S103,基于所述第一位置,确定所述训练文本中的实施词的第一信息,其中,所述实施词为与所述关系词存在第一预设关系的词和/或与所述关系词存在第二预设关系的词,所述第一信息包括所述实施词在所述训练文本中的第二位置及所述实施词与所述关系词的关系。
在本实施例中,在关系词为动词时,实施词为训练文本中与关系词存在主谓关系的词,实施词还可以为训练文本中与关系词存在动宾关系的词。
具体的,在确定了关系词的第一位置,且关系词为动词时,可以确定训练文本中是否存在动词的主语,如果训练文本中存在动词的主语,则可以提取该主语及主语的位置,本申请中记为第二位置,并输出该主语与动词为主谓关系。例如,如果训练文本为“我吃苹果”,吃是关系词,我是实施词,则可以得到“我-主谓关系-吃”。
具体的,在确定了关系词的第一位置,且关系词为动词时,可以确定训练文本中是否存在动词的宾语,如果训练文本中存在动词的宾语,则可以提取该宾语和该宾语的位置,本申请中记为第二位置,并输出该宾语与动词为动宾关系。例如,如果训练文本为“从严落实疫情防控责任”,落实是关系词,疫情防控责任是实施词,则可以得到“落实-动宾关系-疫情防控责任”。即使在训练文本中不存在主语时,也可以提取出与动词相关的宾语词。
本申请实施例中,可以从训练文本中提取两种关系,一种是动宾关系,一种是主谓关系。
可选的,可以采用待训练的关键信息提取模型中的LSTM层(Long Short-Term Memory-长短期记忆网络)和Dense层得到第一信息。
S104,基于所述第一位置和所述第一信息,得到交叉熵损失函数。
在本实施例中,可以通过第一位置和第一信息得到两个交叉熵函数,基于上述得到的两个交叉熵函数得到交叉熵损失函数。
S105,基于所述交叉熵损失函数更新关键信息提取模型中的参数,得到训练后的关键信息提取模型。
在本实施例中,在得到交叉熵损失函数后,可以利用交叉熵损失函数更新关键信息提取模型中的参数,继续对关键信息信息提取模型进行训练,直到交叉熵损失函数满足预设要求,则可以停止对关键信息提取模型的训练,得到训练后的关键信息提取模型。
本申请实施例中,首先获取训练文本,并确定训练文本中关系词在训练文本中的第一位置,基于第一位置,确定训练文本中的实施词的第一信息,其中,实施词为与关系词存在第一预设关系的词和/或与关系词存在第二预设关系的词,第一信息包括实施词在训练文本中的位置及实施词与关系词的关系,基于第一位置和第一信息,得到交叉熵损失函数,基于交叉熵损失函数更新关键信息提取模型中的参数,得到训练后的关键信息提取模型,本申请利用关系词的第一位置、实施词的第二位置和实施词与关系词的关系确定交叉熵损失函数,利用交叉熵损失函数更新待训练的关键信息提取模型中的参数,得到训练后的关键信息提取模型,本申请利用多个参数确定交叉熵损失函数可以使得到的训练后的关键信息提取模型更准确,使关键信息提取模型提取的关键信息更准确。

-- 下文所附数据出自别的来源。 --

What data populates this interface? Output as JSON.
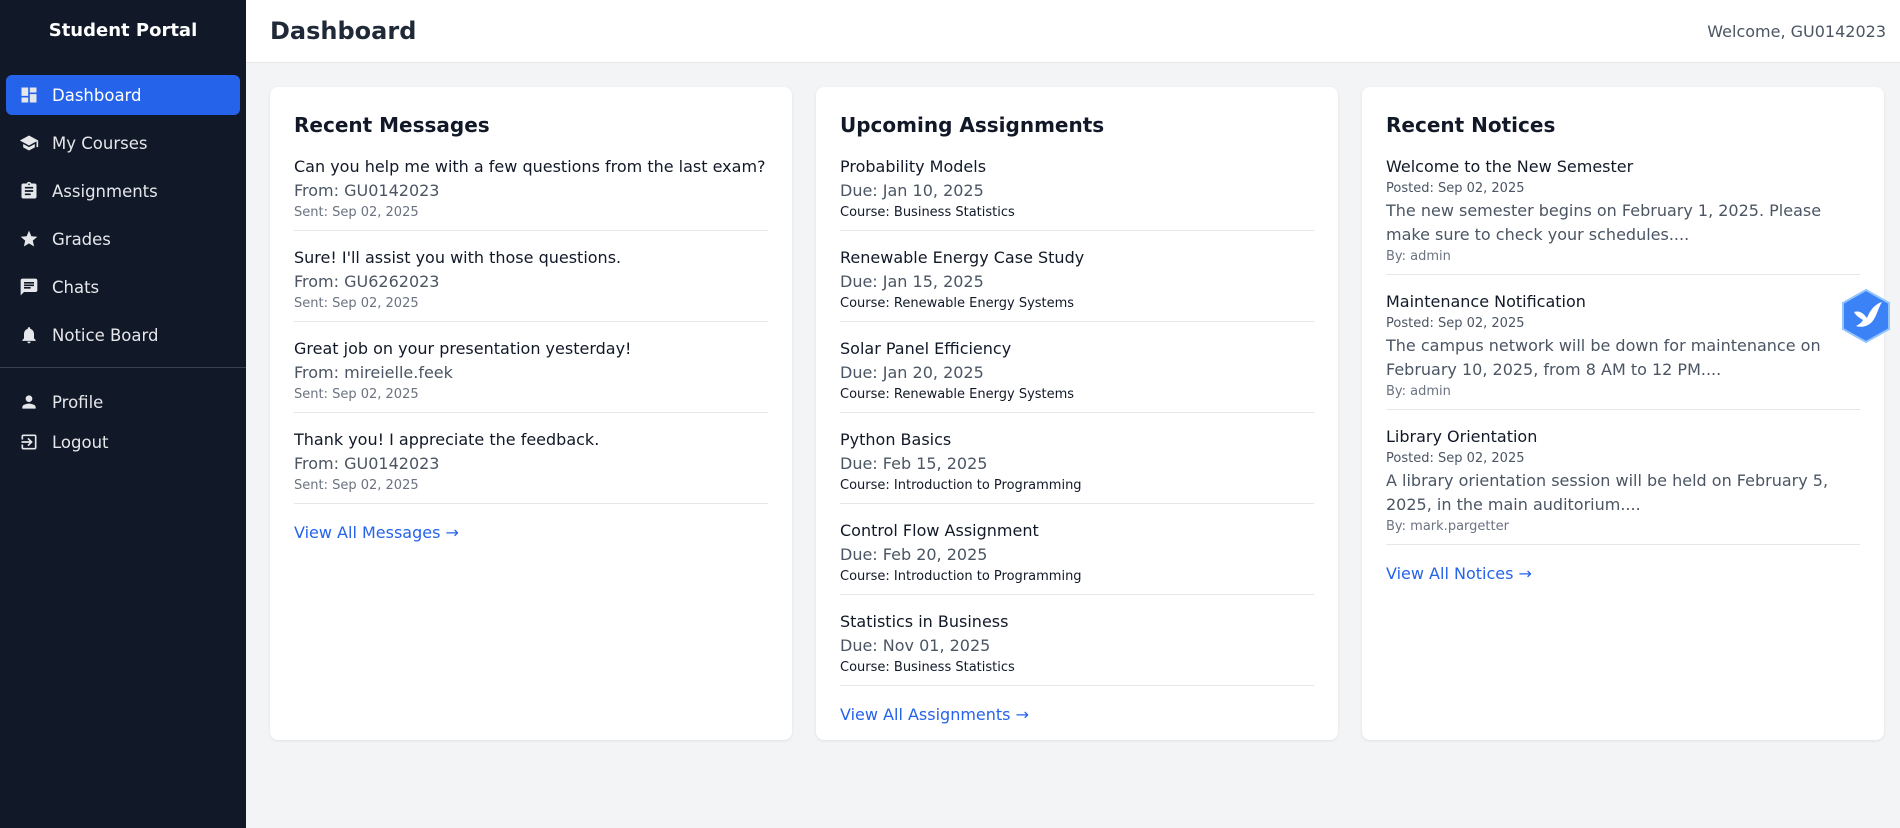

在一种可能的实现方式中,步骤S102的实现过程可以包括:
S1021,确定所述关系词在所述训练文本中的头位置和尾位置,所述第一位置包括所述头位置和所述尾位置,其中,所述关系词为词性为动词的词。
可选的,得到训练文本的文本向量后,可以对文本向量进行BIO标注(B-begin,I-inside,O-outside),将关系词的首位置的向量用B标注,关系词的尾位置的向量用I标注,训练文本中的非关系词的向量用O标注。
具体的,确定关系词的第一位置可以是确定关系词的头位置的向量和尾位置的向量。另外,如果关系词至少包括三个字符,还可以确定关系词中每个字符的向量。第一位置可以包括关系词中每个字符的向量。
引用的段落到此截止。